The prevailing hypothesis today is that the Earth–Moon system formed as a result of a giant impact: a Mars-sized body hitting the newly formed proto-Earth, blasting material into orbit around it, which accreted to form the Moon. Giant impacts are thought to have been common in the early Solar System. Computer simulations modelling a giant impact are consistent with measurements of the angular momentum of the Earth–Moon system and the small size of the lunar core. These simulations also show that most of the Moon came from the impactor, not from the proto-Earth. However more recent tests suggest more of the Moon coalesced from the Earth and not the impactor. Meteorites show that other inner Solar System bodies such as Mars and Vesta have very different oxygen and tungsten isotopic compositions to the Earth, while the Earth and Moon have near-identical isotopic compositions. Post-impact mixing of the vaporized material between the forming Earth and Moon could have equalized their isotopic compositions, although this is debated.
Most likely a huge asteroid collided with the earth when it was forming. A piece of earth got ripped away. The forming earth had a greater gravity and pulled the broken off chunk into orbit around itself. Then the debris surrounding each object got pulled into them.
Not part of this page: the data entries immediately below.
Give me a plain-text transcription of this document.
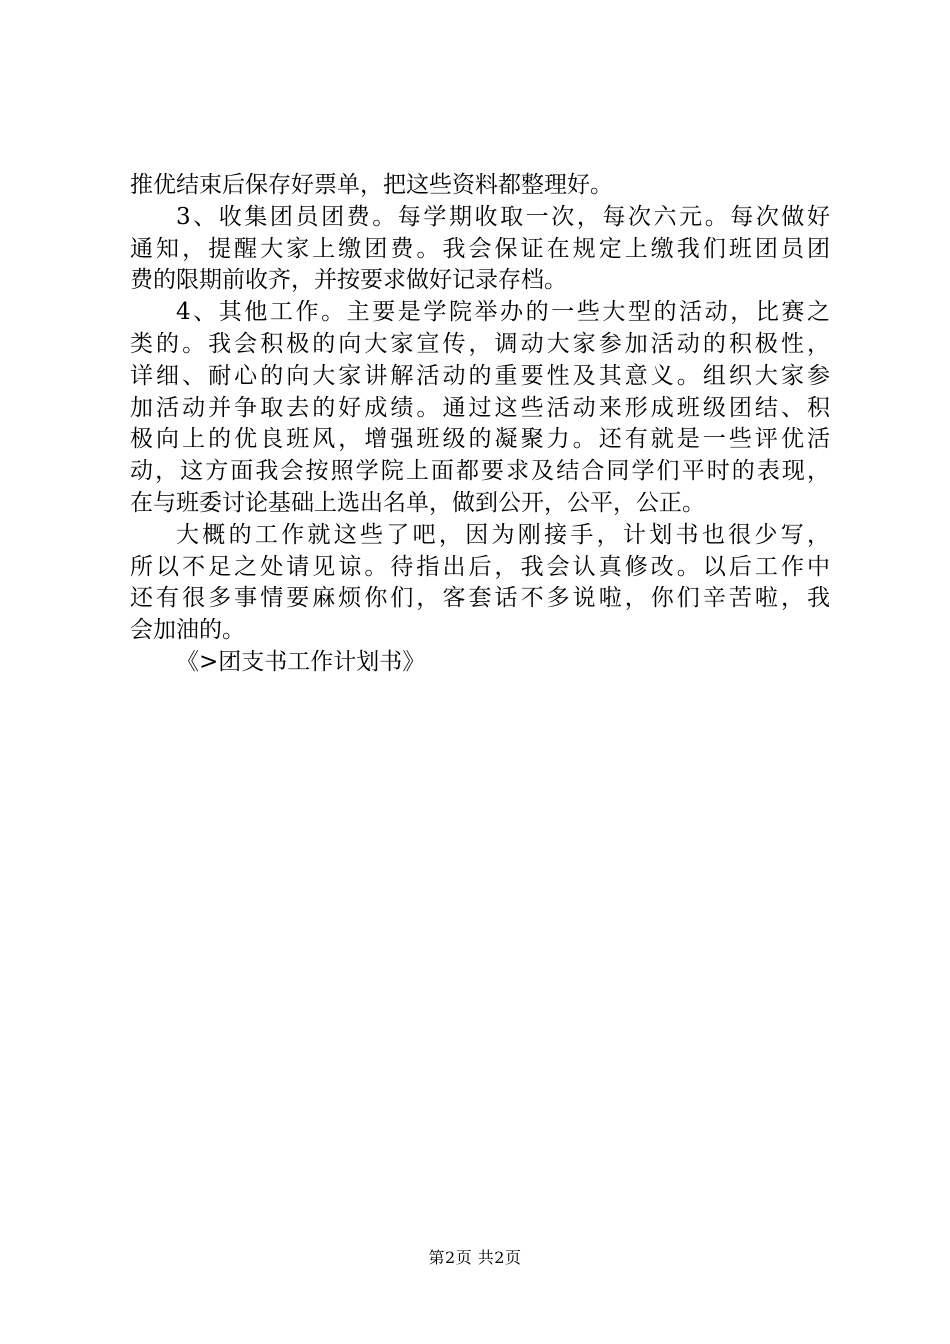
推优结束后保存好票单，把这些资料都整理好。
3、收集团员团费。每学期收取一次，每次六元。每次做好
通知，提醒大家上缴团费。我会保证在规定上缴我们班团员团
费的限期前收齐，并按要求做好记录存档。
4、其他工作。主要是学院举办的一些大型的活动，比赛之
类的。我会积极的向大家宣传，调动大家参加活动的积极性，
详细、耐心的向大家讲解活动的重要性及其意义。组织大家参
加活动并争取去的好成绩。通过这些活动来形成班级团结、积
极向上的优良班风，增强班级的凝聚力。还有就是一些评优活
动，这方面我会按照学院上面都要求及结合同学们平时的表现，
在与班委讨论基础上选出名单，做到公开，公平，公正。
大概的工作就这些了吧，因为刚接手，计划书也很少写，
所以不足之处请见谅。待指出后，我会认真修改。以后工作中
还有很多事情要麻烦你们，客套话不多说啦，你们辛苦啦，我
会加油的。
《>团支书工作计划书》
第2页 共2页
Wow it makes me wonder what the heck they teach in science classes any more!! Ok when Earth was forming an asteroid collided with it & a piece of earth was ripped away & was mixed with that & other debris in space to form the moon.
During the creation of the Earth, a Mars-sized object crashed into it, sending debris into space. With gravity, the moon then formed and the Earth kept forming. And now, in the present, we have a big blue rock with water on it with a smaller white rock circling it, and apparently science teachers who aren't teaching this stuff on the big blue rock.